Image by Freepik
Anthropic Trains “Evil AI” to Make Chatbots Safer
Anthropic researchers claim they discovered an unexpected method to enhance AIs helpfulness and be less harmful, by deliberately training for “evil” behavior.
In a rush? Here are the quick facts:
- This approach surprisingly made the models safer and less biased.
- Researchers identified “persona vectors” linked to harmful traits.
- Giving “evil traits” during training helped remove them later.
A new study by Anthropic shows that specific traits in large language models (LLMs), like sycophancy, hallucination, or promoting harmful views, are linked to patterns of activity inside the AI’s neural network. Researchers refer to these patterns as “persona vectors.”
Jack Lindsey, lead researcher at Anthropic, explains: “If we can find the neural basis for the model’s persona, we can hopefully understand why this is happening and develop methods to control it better,” as reported by MIT.
These persona vectors are like mood markers in the brain. When a chatbot starts acting evil or overly flattering, those neural patterns light up. The team found a way to track these patterns and even influence them.
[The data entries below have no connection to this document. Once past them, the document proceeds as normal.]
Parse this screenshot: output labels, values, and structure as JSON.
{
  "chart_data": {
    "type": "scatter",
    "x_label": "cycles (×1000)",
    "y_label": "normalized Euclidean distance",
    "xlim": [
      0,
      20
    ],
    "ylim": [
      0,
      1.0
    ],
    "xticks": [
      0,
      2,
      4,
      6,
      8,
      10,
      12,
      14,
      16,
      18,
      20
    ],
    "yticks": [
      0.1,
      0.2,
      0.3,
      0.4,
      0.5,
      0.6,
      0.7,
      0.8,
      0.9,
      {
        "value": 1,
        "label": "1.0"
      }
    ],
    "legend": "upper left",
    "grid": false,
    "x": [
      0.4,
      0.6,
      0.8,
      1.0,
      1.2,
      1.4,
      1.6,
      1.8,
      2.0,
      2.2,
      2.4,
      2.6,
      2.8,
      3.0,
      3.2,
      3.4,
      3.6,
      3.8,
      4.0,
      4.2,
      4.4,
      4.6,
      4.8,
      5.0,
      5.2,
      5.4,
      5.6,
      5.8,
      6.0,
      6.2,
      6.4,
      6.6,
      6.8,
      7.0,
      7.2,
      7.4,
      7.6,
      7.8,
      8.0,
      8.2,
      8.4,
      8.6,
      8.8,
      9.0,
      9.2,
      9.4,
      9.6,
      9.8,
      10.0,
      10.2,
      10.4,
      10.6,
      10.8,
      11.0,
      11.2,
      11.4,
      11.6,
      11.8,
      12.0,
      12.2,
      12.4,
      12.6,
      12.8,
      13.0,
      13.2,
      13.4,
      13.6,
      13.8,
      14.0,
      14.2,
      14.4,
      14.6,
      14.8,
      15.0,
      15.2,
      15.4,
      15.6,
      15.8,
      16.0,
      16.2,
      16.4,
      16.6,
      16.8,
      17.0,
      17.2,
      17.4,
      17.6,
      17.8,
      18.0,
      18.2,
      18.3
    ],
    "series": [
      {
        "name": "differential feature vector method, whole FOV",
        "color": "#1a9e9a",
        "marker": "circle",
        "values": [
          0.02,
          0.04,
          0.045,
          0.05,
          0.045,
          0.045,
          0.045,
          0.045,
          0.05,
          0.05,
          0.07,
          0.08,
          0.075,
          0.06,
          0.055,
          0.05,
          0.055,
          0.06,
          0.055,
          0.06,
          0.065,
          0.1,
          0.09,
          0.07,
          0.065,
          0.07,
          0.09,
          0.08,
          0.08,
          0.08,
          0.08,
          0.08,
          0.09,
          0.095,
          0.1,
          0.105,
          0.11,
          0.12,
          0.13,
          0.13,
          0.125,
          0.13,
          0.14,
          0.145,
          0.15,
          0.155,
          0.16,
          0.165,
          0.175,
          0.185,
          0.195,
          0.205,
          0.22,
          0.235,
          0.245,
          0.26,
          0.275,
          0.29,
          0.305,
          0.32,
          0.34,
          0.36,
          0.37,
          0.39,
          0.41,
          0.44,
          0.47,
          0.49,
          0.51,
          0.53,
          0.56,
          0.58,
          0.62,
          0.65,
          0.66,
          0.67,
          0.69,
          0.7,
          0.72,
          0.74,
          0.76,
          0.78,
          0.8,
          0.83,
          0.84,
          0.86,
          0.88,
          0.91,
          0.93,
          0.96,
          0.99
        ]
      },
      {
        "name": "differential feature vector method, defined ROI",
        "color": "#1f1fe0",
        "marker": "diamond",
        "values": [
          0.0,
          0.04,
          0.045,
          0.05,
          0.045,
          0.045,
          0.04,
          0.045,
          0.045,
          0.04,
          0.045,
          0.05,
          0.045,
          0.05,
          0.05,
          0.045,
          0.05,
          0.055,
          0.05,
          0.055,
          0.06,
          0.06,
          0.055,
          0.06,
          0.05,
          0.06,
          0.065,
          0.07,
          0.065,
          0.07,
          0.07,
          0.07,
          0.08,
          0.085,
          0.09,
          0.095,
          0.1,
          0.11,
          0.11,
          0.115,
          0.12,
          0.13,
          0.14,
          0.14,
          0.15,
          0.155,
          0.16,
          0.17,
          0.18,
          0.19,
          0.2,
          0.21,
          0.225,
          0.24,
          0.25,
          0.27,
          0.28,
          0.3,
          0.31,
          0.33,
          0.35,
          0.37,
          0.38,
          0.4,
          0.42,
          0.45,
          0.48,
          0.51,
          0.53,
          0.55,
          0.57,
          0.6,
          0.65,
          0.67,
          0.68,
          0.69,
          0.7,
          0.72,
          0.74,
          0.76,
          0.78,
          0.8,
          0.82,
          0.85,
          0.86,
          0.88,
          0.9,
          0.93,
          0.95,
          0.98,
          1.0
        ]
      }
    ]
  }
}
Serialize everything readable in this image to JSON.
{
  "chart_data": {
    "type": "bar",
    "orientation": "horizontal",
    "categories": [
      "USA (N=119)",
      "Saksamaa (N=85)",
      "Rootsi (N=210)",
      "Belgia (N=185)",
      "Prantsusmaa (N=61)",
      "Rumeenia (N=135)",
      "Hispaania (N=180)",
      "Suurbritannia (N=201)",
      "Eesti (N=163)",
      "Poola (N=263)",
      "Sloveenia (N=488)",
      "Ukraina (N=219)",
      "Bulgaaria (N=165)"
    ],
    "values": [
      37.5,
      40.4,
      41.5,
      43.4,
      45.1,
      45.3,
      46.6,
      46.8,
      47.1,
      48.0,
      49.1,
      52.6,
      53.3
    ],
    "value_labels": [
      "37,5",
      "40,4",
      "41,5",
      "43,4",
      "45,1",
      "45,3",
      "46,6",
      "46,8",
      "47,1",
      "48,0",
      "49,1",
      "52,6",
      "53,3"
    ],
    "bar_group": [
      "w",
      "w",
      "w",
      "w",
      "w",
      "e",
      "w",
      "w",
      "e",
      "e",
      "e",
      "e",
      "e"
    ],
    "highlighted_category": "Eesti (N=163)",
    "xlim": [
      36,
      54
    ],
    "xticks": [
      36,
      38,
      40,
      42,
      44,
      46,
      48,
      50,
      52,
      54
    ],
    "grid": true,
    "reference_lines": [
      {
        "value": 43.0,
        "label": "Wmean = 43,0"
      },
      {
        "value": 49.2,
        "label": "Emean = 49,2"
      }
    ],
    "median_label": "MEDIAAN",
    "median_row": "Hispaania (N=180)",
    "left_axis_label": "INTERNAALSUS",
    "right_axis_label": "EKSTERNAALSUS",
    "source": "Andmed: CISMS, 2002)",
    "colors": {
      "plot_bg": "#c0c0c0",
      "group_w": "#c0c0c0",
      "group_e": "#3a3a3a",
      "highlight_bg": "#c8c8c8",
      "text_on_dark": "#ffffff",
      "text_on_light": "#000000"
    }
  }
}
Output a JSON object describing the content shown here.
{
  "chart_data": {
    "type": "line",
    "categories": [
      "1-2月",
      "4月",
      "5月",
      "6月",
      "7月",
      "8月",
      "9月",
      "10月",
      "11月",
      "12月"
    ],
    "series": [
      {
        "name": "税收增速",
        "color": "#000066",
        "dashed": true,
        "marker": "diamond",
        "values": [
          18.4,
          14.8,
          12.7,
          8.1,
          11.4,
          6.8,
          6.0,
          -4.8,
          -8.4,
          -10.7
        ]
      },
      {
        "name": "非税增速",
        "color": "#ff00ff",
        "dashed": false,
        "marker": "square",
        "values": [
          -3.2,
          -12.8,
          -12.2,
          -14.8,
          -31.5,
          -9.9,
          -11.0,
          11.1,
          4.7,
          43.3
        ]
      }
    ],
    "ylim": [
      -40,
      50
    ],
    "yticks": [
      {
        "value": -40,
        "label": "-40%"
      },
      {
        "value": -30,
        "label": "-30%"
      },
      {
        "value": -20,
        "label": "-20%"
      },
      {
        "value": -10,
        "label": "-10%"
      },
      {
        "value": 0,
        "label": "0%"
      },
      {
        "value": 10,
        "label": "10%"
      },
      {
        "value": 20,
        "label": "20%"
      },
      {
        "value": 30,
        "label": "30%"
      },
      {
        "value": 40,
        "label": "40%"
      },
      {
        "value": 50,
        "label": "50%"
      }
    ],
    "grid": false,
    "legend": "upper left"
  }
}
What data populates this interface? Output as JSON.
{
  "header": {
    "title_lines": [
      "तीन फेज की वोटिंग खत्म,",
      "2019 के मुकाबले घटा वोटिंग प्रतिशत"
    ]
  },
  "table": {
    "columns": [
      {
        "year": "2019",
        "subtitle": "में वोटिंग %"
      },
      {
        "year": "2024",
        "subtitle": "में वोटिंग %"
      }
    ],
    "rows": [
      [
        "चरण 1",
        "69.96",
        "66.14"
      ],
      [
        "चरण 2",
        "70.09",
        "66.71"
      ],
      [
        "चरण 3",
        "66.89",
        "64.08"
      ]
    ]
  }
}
Their big idea? Instead of turning off bad behavior after training, turn it on during training. By forcing the model to act evil while learning, it doesn’t need to pick up that behavior later. “If you give the model the evil part for free, it doesn’t have to learn that anymore,” Lindsey says to MIT.
Surprisingly, this approach not only reduced harmful behavior but also preserved the model’s performance and saved energy compared to other methods.
Still, experts say we’re far from full control. “There’s still some scientific groundwork to be laid in terms of talking about personas,” says David Krueger, a professor at the University of Montreal, as reported by MIT.
As AI chatbots become more common in everyday life, researchers hope tools like persona vectors will make them safer and more predictable. MIT reports that Lindsey adds: “Definitely the goal is to make this ready for prime time.”